Majority of Tipperary people say they are in 'good health' - Census 2016

The latest Central Statistics Office (CSO) report on Census 2016 in relation to Health, Disability and Carers, shows that the majority of those living in Tipperary stated their health to be either “very good” (91,935 people, 57.6%) or “good” (46,506 people, 29.1%), compared with 58.2% (“very good”), and 29.3% (“good”) in 2011.

The report shows that, across Ireland, some 87% of the population considered themselves to be in “very good” (59.4%) or “good” (27.6%) health. 643,131 people, or 13.5% of the population, indicated that they had a disability and the number of carers (people providing regular unpaid help for a friend/family member) increased by 8,151 (4.4%) to 195,263.

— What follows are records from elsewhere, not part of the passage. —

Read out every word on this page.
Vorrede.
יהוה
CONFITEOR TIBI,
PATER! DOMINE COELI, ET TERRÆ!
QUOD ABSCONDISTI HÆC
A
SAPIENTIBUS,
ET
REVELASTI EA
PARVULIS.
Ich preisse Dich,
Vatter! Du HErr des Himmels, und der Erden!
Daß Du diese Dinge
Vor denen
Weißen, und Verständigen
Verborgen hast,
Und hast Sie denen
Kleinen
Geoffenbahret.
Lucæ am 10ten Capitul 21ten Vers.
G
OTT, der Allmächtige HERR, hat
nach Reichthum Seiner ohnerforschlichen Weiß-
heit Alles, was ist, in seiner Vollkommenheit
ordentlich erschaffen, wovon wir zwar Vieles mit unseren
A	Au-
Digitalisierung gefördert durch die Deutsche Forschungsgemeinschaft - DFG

Deirdre Cullen, Senior Statistician, commented: “Census 2016 was the second census in which the Irish public were asked to rate their own health so we can now make comparisons over time. The report also provides detailed data and analysis on those with a disability while also examining changes in relation to carers, looking at issues such as the age and gender profile of carers, the number of carers in each county, and the hours of care provided.”

In relation to Tipperary the reports show that 1.8% of the County’s population (2,825 people) stated their health to be “bad/very bad” - just above the percentage at national level, and a 6.2% increase on the 2,659 who stated that their health was “bad/very bad” in 2011.

In relation to disability, in 2011, some 22,660 people with at least one disability comprised 14.3% of Tipperary’s population. In Census 2016, the 23,593 people with at least one disability made up 14.8% of the county’s population, compared with 13.5% at national level. Of these, 11,695 (49.6%) were male and 11,898 (50.4%) were female.

In Tipperary, 10,940 people stated that they had “a difficulty with pain, breathing or any other chronic illness or condition”, while 2,091 indicated they had blindness or a serious visual impairment and 3,945 had deafness or a serious hearing impairment.

In relation to Carers, some 7,041 people in Tipperary who stated that they “provided regular unpaid personal help for a friend or family member with a long-term illness, health problem or disability” comprised 4.4% of the county’s population in April 2016. This was a decrease of 76 people (1.1%) on 2011. Of the carers in the county, 4,225 were female (60.0%), and 2,816 were male (40.0%). There were 138 carers aged under 15 years, compared with 180 in 2011. Carers provided 256,120 hours of care per week, an average of 42.1 hours per carer per week. The total amount of weekly care hours was an increase of 803 hours (0.3%) on 2011.